Serdtse (Russian: Сердце, English translation: "Heart") is in its version sung by Pyotr Leshchenko one of the most frequently performed Argentine Tango songs not sung in the Spanish language.


Originally the song was known as Как много девушек хороших (Such a lot of nice girls). It was written by Vasily Lebedev-Kumach for the 1934 Soviet fim musical Jolly Fellows. The music was by Isaak Dunayevsky. The first singer of the song was Leonid Utyosov.

In 1935, Pyotr Leshchenko started to sing the song in Argentine tango fashion. Although music by Leshchenko was officially disliked in the Soviet Union, the version as sung by Leshchenko gradually became the norm. However, in the former Soviet Union, the song is still perceived as a traditional Russian romance, whereas elsewhere in the world, the song is seen exclusively as an Argentine tango song. This tango version was always known as "Serdtse". The title change may actually have been a simple mistake, since "Serdtse" was also the title of another song in the musical.

In 1984, a collection of songs and poems by Vasily Lebedev-Kumach was published in Moscow. The text of this song was arranged in the Leshchenko fashion, but the title was quoted as "Kak horosho na svete zhit' !" (How great it is to be alive!)

The Russian Romance version of the song has been translated in Polish as "Jak wiele jest ładnych dziewczyn".


(A)Kak mnogo devushek horoshih

Kak mnogo laskovyh imyon

No lish' odno iz nih trevozhit

Unosya pokoy i son - kogda vlyublyon

(B)Lyubov nechayanno nagryanet

kogda eyo sovsem ne zhdyosh

i kazhdyi vecher srazu stanet

Udivitel'no horosh - i ty poyosh'

(R)Serdtse - tebe ne hochetsya pokoya

Serdtse - kak horosho na svete zhit'

Serdtse - kak horosho chto ty takoe

Spasibo serdtse, chto ty umeesh' tak lyubit'

(the whole song is then repeated instrumentally only, except for the last two lines)

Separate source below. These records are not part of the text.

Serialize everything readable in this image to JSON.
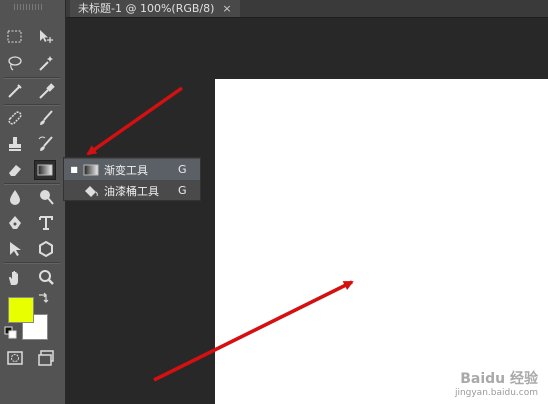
{
  "tab": {
    "title": "未标题-1 @ 100%(RGB/8)",
    "close": "×"
  },
  "tools": [
    {
      "name": "marquee-icon"
    },
    {
      "name": "move-icon"
    },
    {
      "name": "lasso-icon"
    },
    {
      "name": "magic-wand-icon"
    },
    {
      "name": "crop-icon"
    },
    {
      "name": "eyedropper-icon"
    },
    {
      "name": "healing-brush-icon"
    },
    {
      "name": "brush-icon"
    },
    {
      "name": "clone-stamp-icon"
    },
    {
      "name": "history-brush-icon"
    },
    {
      "name": "eraser-icon"
    },
    {
      "name": "gradient-icon"
    },
    {
      "name": "blur-icon"
    },
    {
      "name": "dodge-icon"
    },
    {
      "name": "pen-icon"
    },
    {
      "name": "type-icon"
    },
    {
      "name": "path-selection-icon"
    },
    {
      "name": "shape-icon"
    },
    {
      "name": "hand-icon"
    },
    {
      "name": "zoom-icon"
    }
  ],
  "colors": {
    "foreground": "#e8ff00",
    "background": "#ffffff",
    "arrow": "#d41010"
  },
  "flyout": {
    "items": [
      {
        "label": "渐变工具",
        "shortcut": "G",
        "selected": true,
        "icon": "gradient-icon"
      },
      {
        "label": "油漆桶工具",
        "shortcut": "G",
        "selected": false,
        "icon": "paint-bucket-icon"
      }
    ]
  },
  "watermark": {
    "line1": "Baidu 经验",
    "line2": "jingyan.baidu.com"
  }
}
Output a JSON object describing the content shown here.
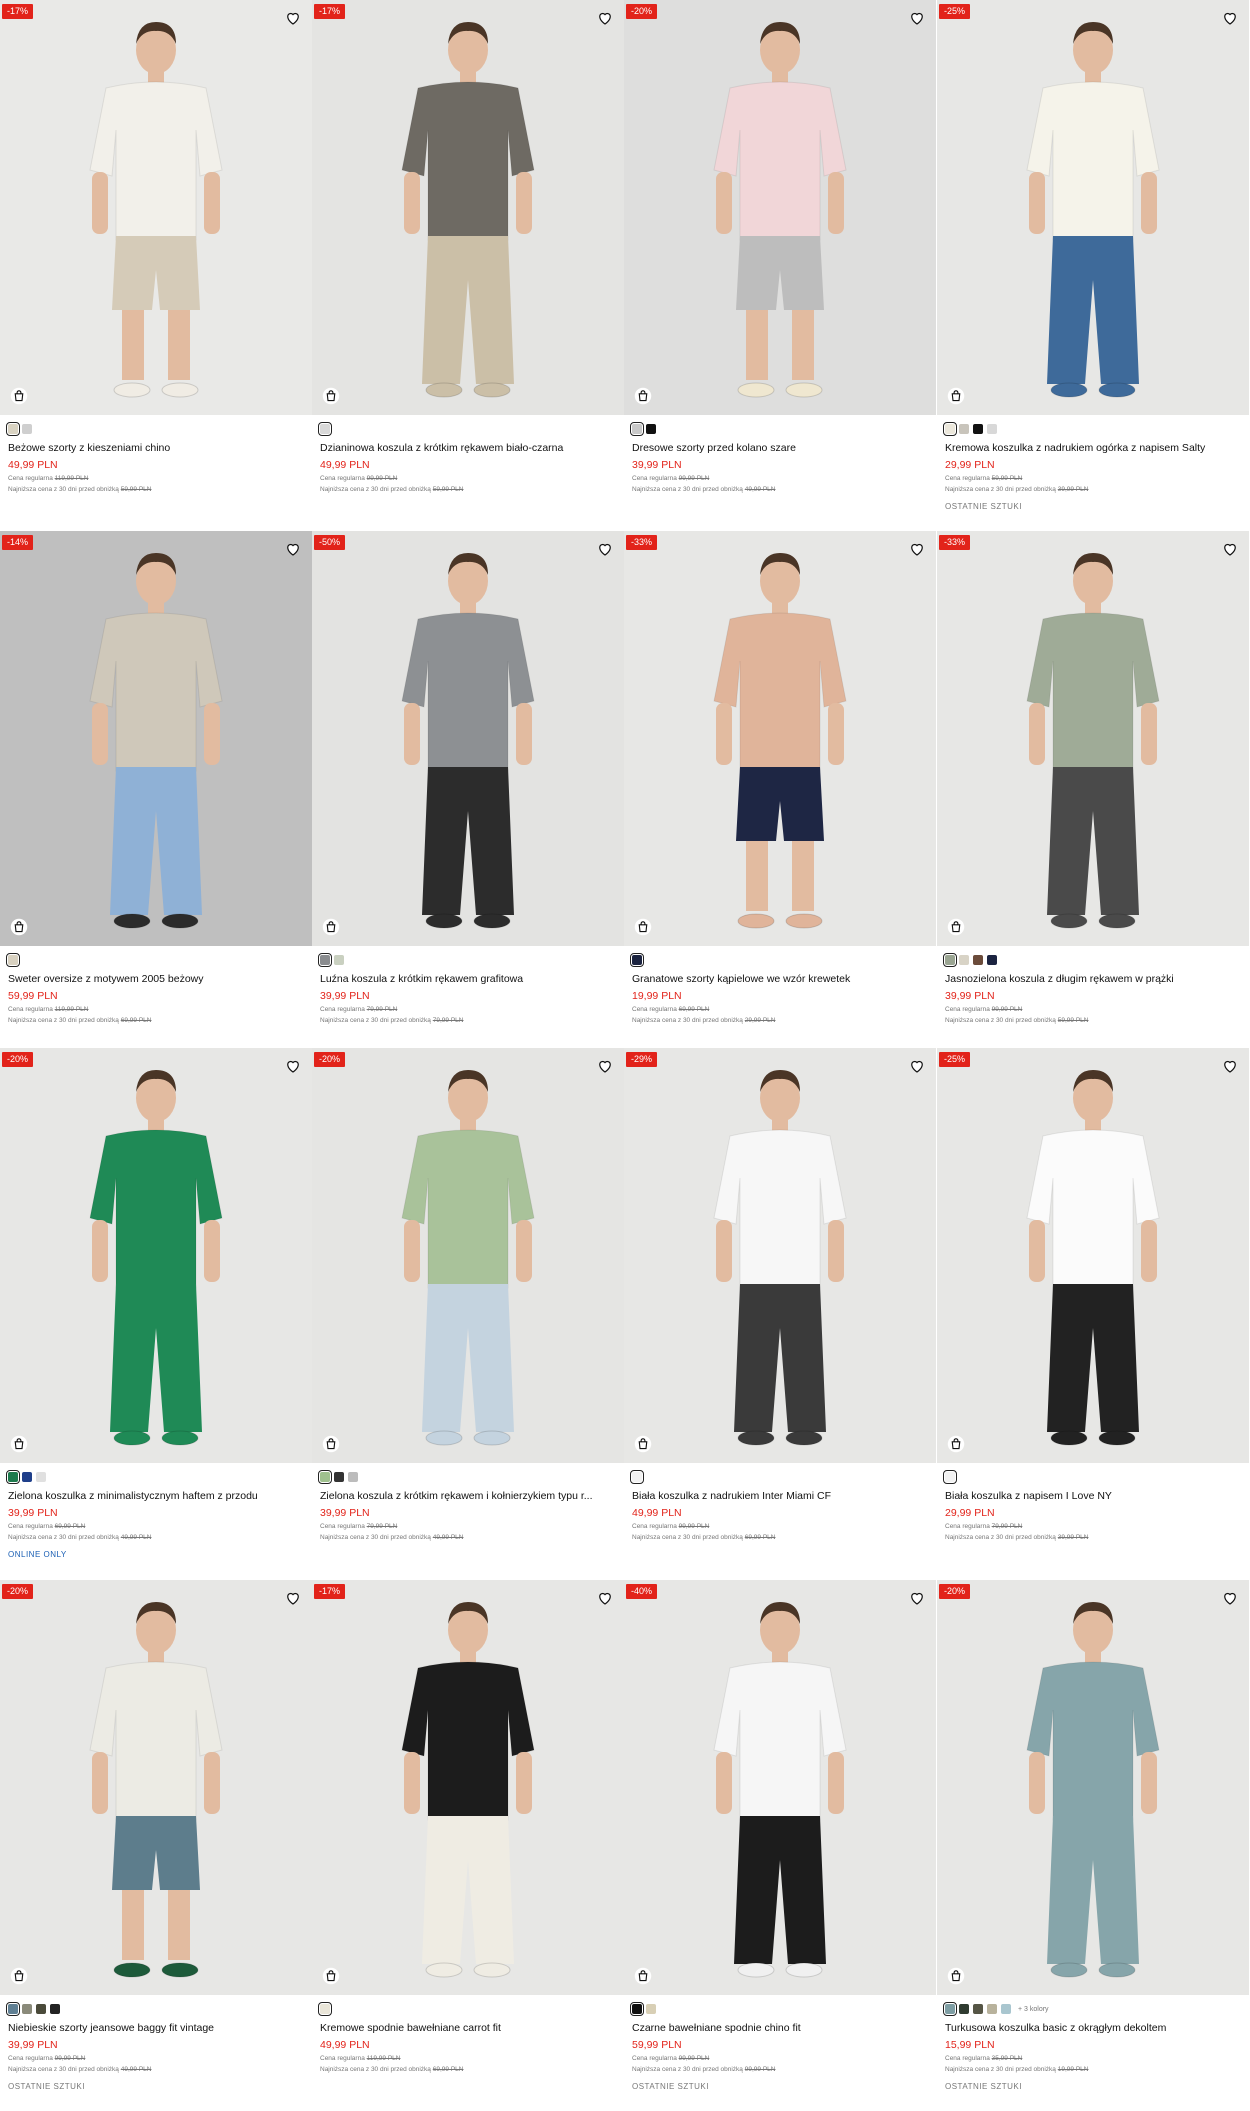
{
  "currency": "PLN",
  "regular_label": "Cena regularna",
  "lowest_label": "Najniższa cena z 30 dni przed obniżką",
  "icons": {
    "favorite": "heart-outline-icon",
    "cart": "shopping-bag-icon"
  },
  "colors": {
    "sale_red": "#e2231a",
    "online_blue": "#1a5fb4"
  },
  "products": [
    {
      "badge": "-17%",
      "name": "Beżowe szorty z kieszeniami chino",
      "price": "49,99 PLN",
      "regular": "119,99 PLN",
      "lowest": "59,99 PLN",
      "tag": "",
      "swatches": [
        "#d9d3c2",
        "#cfcfcf"
      ],
      "more": "",
      "bg": "#e9e9e7",
      "shirt": "#f2f0ea",
      "pants": "#d5cbb8",
      "pants_len": "short",
      "shoes": "#f0ece4"
    },
    {
      "badge": "-17%",
      "name": "Dzianinowa koszula z krótkim rękawem biało-czarna",
      "price": "49,99 PLN",
      "regular": "99,99 PLN",
      "lowest": "59,99 PLN",
      "tag": "",
      "swatches": [
        "#d8d8d8"
      ],
      "more": "",
      "bg": "#e4e4e2",
      "shirt": "#6e6a63",
      "pants": "#cbbfa7",
      "pants_len": "long",
      "shoes": "#cbbfa7"
    },
    {
      "badge": "-20%",
      "name": "Dresowe szorty przed kolano szare",
      "price": "39,99 PLN",
      "regular": "99,99 PLN",
      "lowest": "49,99 PLN",
      "tag": "",
      "swatches": [
        "#c9c9c9",
        "#111111"
      ],
      "more": "",
      "bg": "#dededd",
      "shirt": "#f1d6d8",
      "pants": "#bdbdbd",
      "pants_len": "short",
      "shoes": "#efe7d0"
    },
    {
      "badge": "-25%",
      "name": "Kremowa koszulka z nadrukiem ogórka z napisem Salty",
      "price": "29,99 PLN",
      "regular": "59,99 PLN",
      "lowest": "39,99 PLN",
      "tag": "OSTATNIE SZTUKI",
      "swatches": [
        "#ece8dc",
        "#c8c4bb",
        "#111111",
        "#d8d8d8"
      ],
      "more": "",
      "bg": "#e7e7e5",
      "shirt": "#f5f3ea",
      "pants": "#3e6a9a",
      "pants_len": "long",
      "shoes": "#3e6a9a"
    },
    {
      "badge": "-14%",
      "name": "Sweter oversize z motywem 2005 beżowy",
      "price": "59,99 PLN",
      "regular": "119,99 PLN",
      "lowest": "69,99 PLN",
      "tag": "",
      "swatches": [
        "#d8d1c0"
      ],
      "more": "",
      "bg": "#bfbfbf",
      "shirt": "#cfc8ba",
      "pants": "#8fb1d6",
      "pants_len": "long",
      "shoes": "#2b2b2b"
    },
    {
      "badge": "-50%",
      "name": "Luźna koszula z krótkim rękawem grafitowa",
      "price": "39,99 PLN",
      "regular": "79,99 PLN",
      "lowest": "79,99 PLN",
      "tag": "",
      "swatches": [
        "#8a8c8f",
        "#c9d0c0"
      ],
      "more": "",
      "bg": "#e3e3e1",
      "shirt": "#8d9093",
      "pants": "#2c2c2c",
      "pants_len": "long",
      "shoes": "#2c2c2c"
    },
    {
      "badge": "-33%",
      "name": "Granatowe szorty kąpielowe we wzór krewetek",
      "price": "19,99 PLN",
      "regular": "69,99 PLN",
      "lowest": "29,99 PLN",
      "tag": "",
      "swatches": [
        "#1b2340"
      ],
      "more": "",
      "bg": "#e7e7e5",
      "shirt": "#e0b49a",
      "pants": "#1e2644",
      "pants_len": "short",
      "shoes": "#e0b49a"
    },
    {
      "badge": "-33%",
      "name": "Jasnozielona koszula z długim rękawem w prążki",
      "price": "39,99 PLN",
      "regular": "99,99 PLN",
      "lowest": "59,99 PLN",
      "tag": "",
      "swatches": [
        "#9aa592",
        "#d8d3c6",
        "#6b4b3a",
        "#1b2340"
      ],
      "more": "",
      "bg": "#e7e7e5",
      "shirt": "#9fab97",
      "pants": "#4a4a4a",
      "pants_len": "long",
      "shoes": "#4a4a4a"
    },
    {
      "badge": "-20%",
      "name": "Zielona koszulka z minimalistycznym haftem z przodu",
      "price": "39,99 PLN",
      "regular": "69,99 PLN",
      "lowest": "49,99 PLN",
      "tag": "ONLINE ONLY",
      "swatches": [
        "#1d7a4d",
        "#1f3f8a",
        "#e0e0e0"
      ],
      "more": "",
      "bg": "#e7e7e5",
      "shirt": "#1f8a56",
      "pants": "#1f8a56",
      "pants_len": "long",
      "shoes": "#1f8a56"
    },
    {
      "badge": "-20%",
      "name": "Zielona koszula z krótkim rękawem i kołnierzykiem typu r...",
      "price": "39,99 PLN",
      "regular": "79,99 PLN",
      "lowest": "49,99 PLN",
      "tag": "",
      "swatches": [
        "#9fc18e",
        "#333333",
        "#bcbcbc"
      ],
      "more": "",
      "bg": "#e5e5e3",
      "shirt": "#a9c29a",
      "pants": "#c4d3df",
      "pants_len": "long",
      "shoes": "#c4d3df"
    },
    {
      "badge": "-29%",
      "name": "Biała koszulka z nadrukiem Inter Miami CF",
      "price": "49,99 PLN",
      "regular": "99,99 PLN",
      "lowest": "69,99 PLN",
      "tag": "",
      "swatches": [
        "#f2f2f2"
      ],
      "more": "",
      "bg": "#e7e7e5",
      "shirt": "#f7f7f7",
      "pants": "#3a3a3a",
      "pants_len": "long",
      "shoes": "#3a3a3a"
    },
    {
      "badge": "-25%",
      "name": "Biała koszulka z napisem I Love NY",
      "price": "29,99 PLN",
      "regular": "79,99 PLN",
      "lowest": "39,99 PLN",
      "tag": "",
      "swatches": [
        "#f2f2f2"
      ],
      "more": "",
      "bg": "#e7e7e5",
      "shirt": "#fbfbfb",
      "pants": "#222222",
      "pants_len": "long",
      "shoes": "#222222"
    },
    {
      "badge": "-20%",
      "name": "Niebieskie szorty jeansowe baggy fit vintage",
      "price": "39,99 PLN",
      "regular": "99,99 PLN",
      "lowest": "49,99 PLN",
      "tag": "OSTATNIE SZTUKI",
      "swatches": [
        "#5f7f93",
        "#8a8a7a",
        "#4a4a3a",
        "#222222"
      ],
      "more": "",
      "bg": "#e7e7e5",
      "shirt": "#ecebe4",
      "pants": "#5d7d8c",
      "pants_len": "short",
      "shoes": "#1d5a3a"
    },
    {
      "badge": "-17%",
      "name": "Kremowe spodnie bawełniane carrot fit",
      "price": "49,99 PLN",
      "regular": "119,99 PLN",
      "lowest": "69,99 PLN",
      "tag": "",
      "swatches": [
        "#e9e5d8"
      ],
      "more": "",
      "bg": "#e7e7e5",
      "shirt": "#1c1c1c",
      "pants": "#efece3",
      "pants_len": "long",
      "shoes": "#efece3"
    },
    {
      "badge": "-40%",
      "name": "Czarne bawełniane spodnie chino fit",
      "price": "59,99 PLN",
      "regular": "99,99 PLN",
      "lowest": "99,99 PLN",
      "tag": "OSTATNIE SZTUKI",
      "swatches": [
        "#111111",
        "#d8cfb5"
      ],
      "more": "",
      "bg": "#e7e7e5",
      "shirt": "#f6f6f6",
      "pants": "#1c1c1c",
      "pants_len": "long",
      "shoes": "#f0f0f0"
    },
    {
      "badge": "-20%",
      "name": "Turkusowa koszulka basic z okrągłym dekoltem",
      "price": "15,99 PLN",
      "regular": "35,99 PLN",
      "lowest": "19,99 PLN",
      "tag": "OSTATNIE SZTUKI",
      "swatches": [
        "#7e9ea4",
        "#2f3b30",
        "#555545",
        "#b8b29c",
        "#a9c6cf"
      ],
      "more": "+ 3 kolory",
      "bg": "#e7e7e5",
      "shirt": "#86a5aa",
      "pants": "#86a5aa",
      "pants_len": "long",
      "shoes": "#86a5aa"
    }
  ]
}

There're so many nice girls!

There're so many endearing names!

But only one of them bothers me,

keeping away my calm and sleep - when I am in love.

Love accidentally takes you by the throat

when you least expect it

and every evening immediately gets

wonderfully nice - and then you sing

Heart - there is no way to keep you calm

Heart - how great it is to be alive in this world

Heart - how great it is that you are like that

Thank you, heart, for being so good at the art of love

Other versions

The original version was sometimes sung with a refrain after both A and B.

The Russian pop group Aqvarium in its 1996 rendition replaced the second (instrumental) part with

(C)Ya Vam pishu, chego ty bole?

Chto ya mogu eshcho skazat'?

Теper' ya znayu - v Vashey vole

Меnya prezren'em nakazat'

(D)Nо mimо teshchinogo doma

Ya vsyo zh bez shutok ne hozhu:

То "Тihiy Don" v оknо zаsunu

То "Kаmа-Sutru" pоkаzhu.

(followed by a complete Serdtse refrain)

Note that Akvarium called the song "Serdtse/Kak mnogo devushek horoshih". In the same year, Sergey Penkin did the same.

Line 3 and 4 of A are sometimes, e.g. by Konstantin Sokolsky rendered as:

"no lish' odno menya trevozhit

otgonyaya noch' i son, kogda vlyublyon"

While the second change ("chasing away my nightly sleep") does not affect the meaning, dropping "of them" in the third line may actually mean that the singer is not troubled by a girl's name, but by something else.

The film Jolly Fellows was shown in Tel-Aviv and the Israeli poet Nathan Alterman wrote new lyrics to be used in the musical "Tel-Aviv Ha'Ktana", entitling the song "Rina". The new words are a sardonic dialogue between two lovers.


Apart from the argument about the title, and about the original text (some sources say the author of the lyrics had a longer text in mind) there is also a problem with the exact meaning of the word "nice" ("horoshiy"). Some translate as "good, well-mannered" (not naughty - a humorous approach), others translate as "pretty".

The song has been claimed as typically Ukrainian, Odessite, Jewish and Roma (sometimes at the same time). Three of the artists involved in the genesis were in fact Russian-speaking Ukrainians: the composer who was of Jewish descent (but from Kharkiv), and the two singers who were from Odessa or born nearby.